Le tunnel sous la Manche accueille aussi des voyageurs à bord de leur voiture ou de leur camion. Ces navettes ferroviaires constituent le trafic majoritaire de Getlink (ex-Eurotunnel), concessionnaire de l'infrastructure jusqu'en 2086.

... mais des investissements à fonds perdus...

Le bilan doit cependant être nuancé. A l'origine, il était prévu de développer des liaisons Eurostar vers d'autres villes du Royaume Uni (il fallait aussi ménager les provinces pour que le projet ne bénéficie pas qu'à la capitale britannique) au moyen des rames North of London (NOL), de composition réduite à 14 voitures contre 18 pour les rames Eurostar TMST. Projet abandonné, conséquence de prévisions de trafic largement surestimées, qui laissa les rames sans usage jusqu'à ce qu'elles soient d'abord engagées sur le Great North East Railwaty, puis que la SNCF n'en loue 6 pour compléter ses effectifs sur les liaisons Paris - Nord Pas de Calais (principalement Lille et Valenciennes).
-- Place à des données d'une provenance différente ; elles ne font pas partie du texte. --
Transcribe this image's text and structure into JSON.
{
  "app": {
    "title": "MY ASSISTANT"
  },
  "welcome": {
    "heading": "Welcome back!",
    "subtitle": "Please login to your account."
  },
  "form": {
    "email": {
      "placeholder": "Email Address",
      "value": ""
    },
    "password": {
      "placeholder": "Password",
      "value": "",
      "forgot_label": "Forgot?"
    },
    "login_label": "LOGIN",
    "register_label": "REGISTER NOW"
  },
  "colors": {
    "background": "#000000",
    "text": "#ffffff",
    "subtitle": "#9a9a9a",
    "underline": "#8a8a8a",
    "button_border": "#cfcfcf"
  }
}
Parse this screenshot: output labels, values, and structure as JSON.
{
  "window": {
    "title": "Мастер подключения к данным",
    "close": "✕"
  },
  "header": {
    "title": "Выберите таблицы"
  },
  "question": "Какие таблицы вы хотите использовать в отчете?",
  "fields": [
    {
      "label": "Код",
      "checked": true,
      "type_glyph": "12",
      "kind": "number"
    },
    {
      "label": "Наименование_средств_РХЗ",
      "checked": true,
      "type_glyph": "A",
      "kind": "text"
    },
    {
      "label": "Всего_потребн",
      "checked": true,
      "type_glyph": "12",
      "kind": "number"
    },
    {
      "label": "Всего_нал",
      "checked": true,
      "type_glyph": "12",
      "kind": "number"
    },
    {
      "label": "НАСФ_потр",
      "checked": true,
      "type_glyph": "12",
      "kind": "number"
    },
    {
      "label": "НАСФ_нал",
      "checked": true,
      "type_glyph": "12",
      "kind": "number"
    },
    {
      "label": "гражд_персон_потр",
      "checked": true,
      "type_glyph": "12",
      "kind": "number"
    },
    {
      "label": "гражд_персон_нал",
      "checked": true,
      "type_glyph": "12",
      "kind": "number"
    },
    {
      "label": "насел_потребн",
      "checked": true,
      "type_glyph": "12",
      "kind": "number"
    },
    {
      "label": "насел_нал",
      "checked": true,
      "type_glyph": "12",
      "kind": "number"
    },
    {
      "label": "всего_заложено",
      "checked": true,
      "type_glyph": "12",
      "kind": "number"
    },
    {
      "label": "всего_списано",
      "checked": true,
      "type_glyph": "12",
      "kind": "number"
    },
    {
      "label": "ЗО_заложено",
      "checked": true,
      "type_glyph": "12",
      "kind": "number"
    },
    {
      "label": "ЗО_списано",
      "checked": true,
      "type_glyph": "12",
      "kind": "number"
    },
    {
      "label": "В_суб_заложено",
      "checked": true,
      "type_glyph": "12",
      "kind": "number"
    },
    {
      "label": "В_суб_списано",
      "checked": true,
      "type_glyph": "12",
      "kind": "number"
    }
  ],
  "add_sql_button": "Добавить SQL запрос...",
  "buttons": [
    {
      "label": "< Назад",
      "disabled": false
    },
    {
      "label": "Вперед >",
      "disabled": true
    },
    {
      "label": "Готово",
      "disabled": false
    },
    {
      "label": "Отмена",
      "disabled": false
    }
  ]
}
Il était aussi envisagé d'assurer des trains de nuit, hypothèse elle-aussi abandonnée : les voitures furent revendues à ViaRail Canada et les locomotives class92 commandées pour ces trains passèrent de nombreuses années à rouiller... avant d'être louées ou cédées à certains opérateurs en Europe centrale.

D'autre part, le fret ferroviaire classique, notamment le transport combiné, n'a jamais véritablement décollé. Il a même été durant plusieurs années inférieur au trafic par trains-ferries qui existaient jusqu'en 1994.
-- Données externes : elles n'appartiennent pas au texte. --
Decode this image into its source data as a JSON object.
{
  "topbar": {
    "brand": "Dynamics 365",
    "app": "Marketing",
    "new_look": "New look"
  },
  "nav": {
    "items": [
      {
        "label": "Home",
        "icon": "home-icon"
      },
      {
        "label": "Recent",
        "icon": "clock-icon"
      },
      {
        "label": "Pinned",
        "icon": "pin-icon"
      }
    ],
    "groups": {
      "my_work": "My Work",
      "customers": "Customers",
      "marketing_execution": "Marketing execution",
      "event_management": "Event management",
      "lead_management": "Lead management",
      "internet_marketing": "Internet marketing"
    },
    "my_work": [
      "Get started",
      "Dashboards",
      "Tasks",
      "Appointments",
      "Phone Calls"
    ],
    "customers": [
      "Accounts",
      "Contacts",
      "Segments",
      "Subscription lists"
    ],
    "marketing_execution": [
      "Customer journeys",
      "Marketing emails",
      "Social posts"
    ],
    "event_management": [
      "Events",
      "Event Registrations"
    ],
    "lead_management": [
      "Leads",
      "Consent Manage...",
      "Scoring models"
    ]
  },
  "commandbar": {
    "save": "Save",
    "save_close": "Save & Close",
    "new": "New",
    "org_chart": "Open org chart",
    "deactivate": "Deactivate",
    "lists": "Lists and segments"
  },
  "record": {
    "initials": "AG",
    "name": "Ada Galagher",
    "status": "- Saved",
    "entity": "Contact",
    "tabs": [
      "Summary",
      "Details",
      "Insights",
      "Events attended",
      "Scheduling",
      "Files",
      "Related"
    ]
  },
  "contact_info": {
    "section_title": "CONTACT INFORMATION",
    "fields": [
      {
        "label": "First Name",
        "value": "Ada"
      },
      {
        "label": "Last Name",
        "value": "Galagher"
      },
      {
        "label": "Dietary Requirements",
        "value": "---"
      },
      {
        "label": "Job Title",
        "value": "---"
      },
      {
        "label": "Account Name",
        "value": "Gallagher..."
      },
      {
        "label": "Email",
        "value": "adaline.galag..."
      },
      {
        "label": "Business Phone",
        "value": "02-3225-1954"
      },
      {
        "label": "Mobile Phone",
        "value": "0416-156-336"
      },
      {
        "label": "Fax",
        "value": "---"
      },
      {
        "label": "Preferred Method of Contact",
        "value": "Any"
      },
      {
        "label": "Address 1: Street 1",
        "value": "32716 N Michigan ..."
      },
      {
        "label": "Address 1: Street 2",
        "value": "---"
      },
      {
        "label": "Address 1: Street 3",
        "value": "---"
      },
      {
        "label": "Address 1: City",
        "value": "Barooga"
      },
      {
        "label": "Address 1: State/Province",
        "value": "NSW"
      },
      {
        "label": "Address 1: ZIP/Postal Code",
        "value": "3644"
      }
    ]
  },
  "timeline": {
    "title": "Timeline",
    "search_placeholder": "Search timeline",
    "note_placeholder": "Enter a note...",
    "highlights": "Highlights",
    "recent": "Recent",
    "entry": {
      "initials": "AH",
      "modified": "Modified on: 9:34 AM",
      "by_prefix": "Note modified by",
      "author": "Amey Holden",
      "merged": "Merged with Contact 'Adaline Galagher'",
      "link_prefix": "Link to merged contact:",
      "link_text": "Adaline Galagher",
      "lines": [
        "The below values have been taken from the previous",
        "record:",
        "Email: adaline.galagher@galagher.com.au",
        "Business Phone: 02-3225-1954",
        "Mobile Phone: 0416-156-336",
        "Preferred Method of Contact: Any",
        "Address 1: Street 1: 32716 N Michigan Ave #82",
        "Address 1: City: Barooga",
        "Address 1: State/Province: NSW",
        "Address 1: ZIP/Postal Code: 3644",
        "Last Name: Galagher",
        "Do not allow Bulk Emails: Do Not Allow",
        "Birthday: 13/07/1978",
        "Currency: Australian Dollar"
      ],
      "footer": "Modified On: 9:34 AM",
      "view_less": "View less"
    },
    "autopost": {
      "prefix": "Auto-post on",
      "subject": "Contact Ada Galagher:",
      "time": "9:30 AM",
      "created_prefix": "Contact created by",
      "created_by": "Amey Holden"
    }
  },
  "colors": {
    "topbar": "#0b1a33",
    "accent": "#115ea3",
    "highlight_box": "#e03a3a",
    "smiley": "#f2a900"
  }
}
Il faut aussi ajouter les conséquences de la situation provisoire du terminus de Waterloo : outre les installations en gare, le dépôt de North Pole a été abandonné au profit d'un nouveau site à Temple Mills à la mise en service de HS1 et du nouveau terminal de Saint Pancras. La reconversion de North Pole pour le Great Western fut non seulement tardive... et non sans frais. Quant à l'atelier de Manchester érigé pour les rames NOL, il n'a jamais connu aucun usage.

... et une amertume certaine pour les petits actionnaires

C'est aussi, et enfin, un épisode douloureux pour de nombreux petits actionnaires qui ont laissé pas mal d'argent dans cette aventure : Margaret Thatcher avait imposé un financement sans argent public du projet, mais la dérive vertigineuse de son coût et des prévisions de trafic jugées trop élevées - il était question de 30 millions de voyageurs et 15 millions de tonnes de marchandises par an - ont fait rapidement plonger le cours de l'action : introduite à 35 puis 25 F, l'action connut son plus haut pendant les travaux, à 128 F... avant de plonger pour n'atteindre que 34 centimes d'euros en 2003.
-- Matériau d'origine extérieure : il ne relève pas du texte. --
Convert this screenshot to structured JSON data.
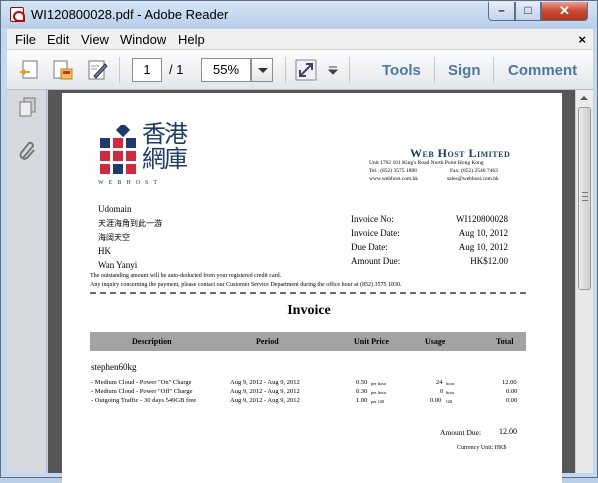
{
  "window": {
    "title": "WI120800028.pdf - Adobe Reader",
    "min": "–",
    "max": "□",
    "close": "✕"
  },
  "menu": {
    "file": "File",
    "edit": "Edit",
    "view": "View",
    "window": "Window",
    "help": "Help",
    "close_doc": "×"
  },
  "toolbar": {
    "page_current": "1",
    "page_total": "/ 1",
    "zoom": "55%",
    "tools": "Tools",
    "sign": "Sign",
    "comment": "Comment"
  },
  "icons": [
    "create-pdf-icon",
    "export-icon",
    "edit-icon",
    "fit-page-icon",
    "menu-arrow-icon",
    "pages-icon",
    "attachment-icon"
  ],
  "invoice": {
    "logo_cn": "香港網庫",
    "logo_en": "WEBHOST",
    "company": "Web Host Limited",
    "address": "Unit 1702 101 King's Road North Point Hong Kong",
    "tel": "Tel.: (852) 3575 1888",
    "fax": "Fax: (852) 2540 7463",
    "web": "www.webhost.com.hk",
    "email": "sales@webhost.com.hk",
    "customer": [
      "Udomain",
      "天涯海角到此一游",
      "海阔天空",
      "HK",
      "Wan Yanyi"
    ],
    "meta": [
      {
        "label": "Invoice No:",
        "value": "WI120800028"
      },
      {
        "label": "Invoice Date:",
        "value": "Aug 10, 2012"
      },
      {
        "label": "Due Date:",
        "value": "Aug 10, 2012"
      },
      {
        "label": "Amount Due:",
        "value": "HK$12.00"
      }
    ],
    "note1": "The outstanding amount will be auto-deducted from your registered credit card.",
    "note2": "Any inquiry concerning the payment, please contact our Customer Service Department during the office hour at (852) 3575 1830.",
    "heading": "Invoice",
    "columns": {
      "description": "Description",
      "period": "Period",
      "unit_price": "Unit Price",
      "usage": "Usage",
      "total": "Total"
    },
    "account": "stephen60kg",
    "lines": [
      {
        "desc": "- Medium Cloud - Power \"On\" Charge",
        "period": "Aug 9, 2012 - Aug 9, 2012",
        "price": "0.50",
        "price_unit": "per hour",
        "usage": "24",
        "usage_unit": "hour",
        "total": "12.00"
      },
      {
        "desc": "- Medium Cloud - Power \"Off\" Charge",
        "period": "Aug 9, 2012 - Aug 9, 2012",
        "price": "0.30",
        "price_unit": "per hour",
        "usage": "0",
        "usage_unit": "hour",
        "total": "0.00"
      },
      {
        "desc": "- Outgoing Traffic - 30 days 549GB free",
        "period": "Aug 9, 2012 - Aug 9, 2012",
        "price": "1.00",
        "price_unit": "per GB",
        "usage": "0.00",
        "usage_unit": "GB",
        "total": "0.00"
      }
    ],
    "amount_due_label": "Amount Due:",
    "amount_due_value": "12.00",
    "currency_unit": "Currency Unit: HK$"
  },
  "colors": {
    "logo_blue": "#1b3d6e",
    "logo_red": "#d6283c",
    "accent": "#4b78a6"
  }
}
Accumulant une dette de 9 MM€, le groupe a mis plus de 10 ans à la restructurer pour la stabiliser à 3 MM€ et parvenir à dégager pour la première fois un bénéfice en 2008. L'action Getlink cote aujourd'hui environ 14 €.

Du côté du trafic, les résultats en 2018 tendent finalement à confirmer le succès commercial de ce qui restera l'un des projets phares du 20ème siècle et ce qui constitue aujourd'hui la première autoroute ferroviaire européenne :

  • près de 1,7 millions de camions, soit environ 22 millions de tonnes de marchandises transportées ;
  • 2,66 millions de voitures et 51 300 autocars, soit environ 10,6 millions de passagers dans les navettes ;
  • 10,9 millions de voyageurs à bord des trains Eurostar.

Le trafic moyen est considérable avec une moyenne journalière de 345 circulations en 2018 et un record à 453 trains, avec un intervalle entre circulations qui peut descendre à 3 minutes, alors que les trains peuvent atteindre une longueur de 800 m, une masse de 2500 tonnes et circulent à une vitesse de 140 km/h. La traction des trains est assurée par 2 locomotives de 7 MW encadrant les navettes, tant pour des raisons de sécurité que de performances, sachant que la circulation en tunnel implique un effort accru, la trainée aérodynamique étant trois fois plus importante qu'à l'air libre.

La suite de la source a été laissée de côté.